People were never more anxious to reform their neighbours than they are in our day. Everyone admits the widespread existence of misery, degradation, and destitution; and many seem to think that the presence of these evils is a modern phenomenon. Any man who has reached middle age and who has lived and worked among the masses of the people knows better. The evils are not new, but their widespread recognition is.
For ages the few have been the governors of the many, and the governed have neither had the means nor the ability to communicate with their rulers and with one another. In our day the ends of the earth have been brought together by the invention of the[Pg 4] engineer, and the schoolmaster has been abroad among the people. The writer reaches a larger contemporary audience, and the message of the speaker is carried over a greater area than was ever before possible. Whether this has been wholly an advantage may be questioned; but there can be no doubt that things that were hidden have been made manifest, and one result has been that laws and institutions which our fathers accepted have been placed on their trial.
Our system of dealing with criminals has not escaped criticism and has not borne it well. Like all systems, it is based largely on the assumption that men are, or ought to be, of one pattern. It is charged with failing to reform those who come under its sway; but there is nothing to show that it was designed for their reformation.
Men are brought under it as a punishment; and their acts, not their personality, are the cause of their imprisonment.
Experience has shown that the military man who applies impartially a set of rules to those who come under him has not been a success when placed in charge of an institution for dealing with offenders. It is not that he is less human than others, but that he is more rigid. Differences among those placed in his charge have always been recognised; for instance, they could not all be treated as though they were the same height, nor could it be assumed that it was possible to secure uniformity amongst them in this respect; but only the most obvious differences were regarded.

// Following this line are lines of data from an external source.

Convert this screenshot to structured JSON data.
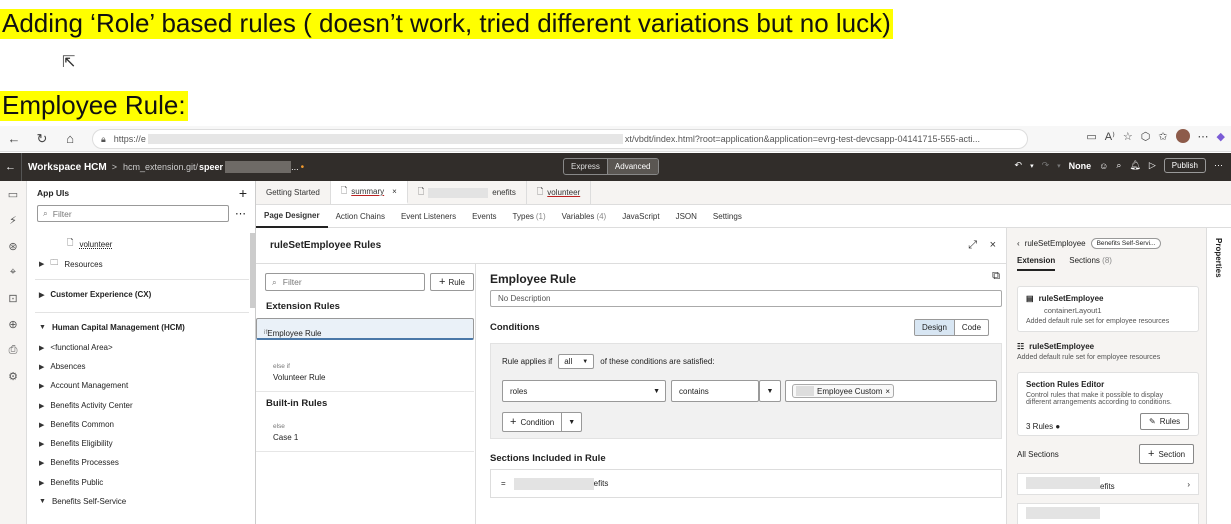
{
  "annotations": {
    "heading1": "Adding ‘Role’ based rules ( doesn’t work, tried different variations but no luck)",
    "heading2": "Employee Rule:"
  },
  "browser": {
    "url_prefix": "https://",
    "url_start": "e",
    "url_suffix": "xt/vbdt/index.html?root=application&application=evrg-test-devcsapp-04141715-555-acti...",
    "reader_label": "A⁾"
  },
  "app_header": {
    "workspace": "Workspace HCM",
    "separator": ">",
    "path": "hcm_extension.git/",
    "path_bold": "speer",
    "ellipsis": "...",
    "modes": [
      "Express",
      "Advanced"
    ],
    "active_mode": "Advanced",
    "profile": "None",
    "publish_label": "Publish"
  },
  "left_panel": {
    "title": "App UIs",
    "filter_placeholder": "Filter",
    "tree": [
      {
        "label": "volunteer",
        "kind": "page"
      },
      {
        "label": "Resources",
        "kind": "folder"
      },
      {
        "label": "Customer Experience (CX)",
        "kind": "group"
      },
      {
        "label": "Human Capital Management (HCM)",
        "kind": "group-open"
      },
      {
        "label": "<functional Area>",
        "kind": "item"
      },
      {
        "label": "Absences",
        "kind": "item"
      },
      {
        "label": "Account Management",
        "kind": "item"
      },
      {
        "label": "Benefits Activity Center",
        "kind": "item"
      },
      {
        "label": "Benefits Common",
        "kind": "item"
      },
      {
        "label": "Benefits Eligibility",
        "kind": "item"
      },
      {
        "label": "Benefits Processes",
        "kind": "item"
      },
      {
        "label": "Benefits Public",
        "kind": "item"
      },
      {
        "label": "Benefits Self-Service",
        "kind": "item-open"
      }
    ]
  },
  "tabs": [
    {
      "label": "Getting Started"
    },
    {
      "label": "summary",
      "active": true
    },
    {
      "label": "enefits"
    },
    {
      "label": "volunteer"
    }
  ],
  "subtabs": [
    {
      "label": "Page Designer",
      "active": true
    },
    {
      "label": "Action Chains"
    },
    {
      "label": "Event Listeners"
    },
    {
      "label": "Events"
    },
    {
      "label": "Types",
      "count": "(1)"
    },
    {
      "label": "Variables",
      "count": "(4)"
    },
    {
      "label": "JavaScript"
    },
    {
      "label": "JSON"
    },
    {
      "label": "Settings"
    }
  ],
  "editor": {
    "title": "ruleSetEmployee Rules",
    "filter_placeholder": "Filter",
    "add_rule_label": "Rule",
    "extension_rules_heading": "Extension Rules",
    "extension_rules": [
      {
        "keyword": "if",
        "name": "Employee Rule",
        "selected": true
      },
      {
        "keyword": "else if",
        "name": "Volunteer Rule"
      }
    ],
    "builtin_heading": "Built-in Rules",
    "builtin_rules": [
      {
        "keyword": "else",
        "name": "Case 1"
      }
    ]
  },
  "rule_detail": {
    "name": "Employee Rule",
    "description": "No Description",
    "conditions_heading": "Conditions",
    "view_modes": [
      "Design",
      "Code"
    ],
    "active_view": "Design",
    "applies_prefix": "Rule applies if",
    "applies_value": "all",
    "applies_suffix": "of these conditions are satisfied:",
    "condition": {
      "field": "roles",
      "operator": "contains",
      "value_chip": "Employee Custom"
    },
    "add_condition_label": "Condition",
    "sections_heading": "Sections Included in Rule",
    "section_row_marker": "=",
    "section_row_suffix": "efits"
  },
  "properties": {
    "crumb_name": "ruleSetEmployee",
    "crumb_badge": "Benefits Self-Servi...",
    "tabs": [
      {
        "label": "Extension",
        "active": true
      },
      {
        "label": "Sections",
        "count": "(8)"
      }
    ],
    "card": {
      "name": "ruleSetEmployee",
      "sub": "containerLayout1",
      "desc": "Added default rule set for employee resources"
    },
    "block": {
      "name": "ruleSetEmployee",
      "desc": "Added default rule set for employee resources"
    },
    "section_rules_editor": {
      "title": "Section Rules Editor",
      "desc": "Control rules that make it possible to display different arrangements according to conditions.",
      "count": "3 Rules",
      "button": "Rules"
    },
    "all_sections_label": "All Sections",
    "add_section_label": "Section",
    "section_item_suffix": "efits",
    "vertical_tab": "Properties"
  }
}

Even elementary classifications could not be left to the man whose duty it was to administer rules, and so the doctor’s aid was obtained in order to sort out those who were physically unfit to do any but light work;[Pg 5] those to whom the diet was unsuited; and those who required to have special privileges granted them lest the system killed them. It is sometimes much easier to call in the doctor than to get rid of him; and largely on account of his work it has been shown that all classifications hitherto made have been inadequate. In the name of science he demands still further classifications.
Men can only be placed in classes because of certain qualities they have in common. Every classification must neglect individual differences; and as it is these that mark men off one from another, any system or method of dealing with men will fail in so far as they are left out of account. The treatment of the criminal is not a medical question. It is a social question.
A medical training is of more use to a man who is to study the subject than a military training would be. It is important to be able to form a rational opinion on the physical and mental capacity of a man; to know whether he suffers from any disease which impairs his faculties and to be able to direct treatment to the cure of that disease; but a considerable degree of knowledge regarding these things may coexist with an amazing amount of ignorance regarding the social conditions under which the person examined has been brought up and formed. Give the medical man head and, so far as he is merely a medical man, he will be a more expensive nuisance than the military administrator.
A great deal has been written about the study of the criminal, but any such study is defective and can only be misleading in so far as it is not a study of offenders in relation to their circumstances. “Criminal” is as loose a term as “tradesman.” It[Pg 6] may mean anything, but so far as any real study is concerned it usually means nothing of any importance except to the printing and allied trades. When the character of the prisoner is estimated by men whose writings show no knowledge of his outside life, and is confined mainly to an enumeration of the selected physical, and imagined mental, characters of men while in prison, no study of the subject has been made that is worth any consideration, save for the purpose of formulating a theory without taking the trouble of ascertaining the important facts.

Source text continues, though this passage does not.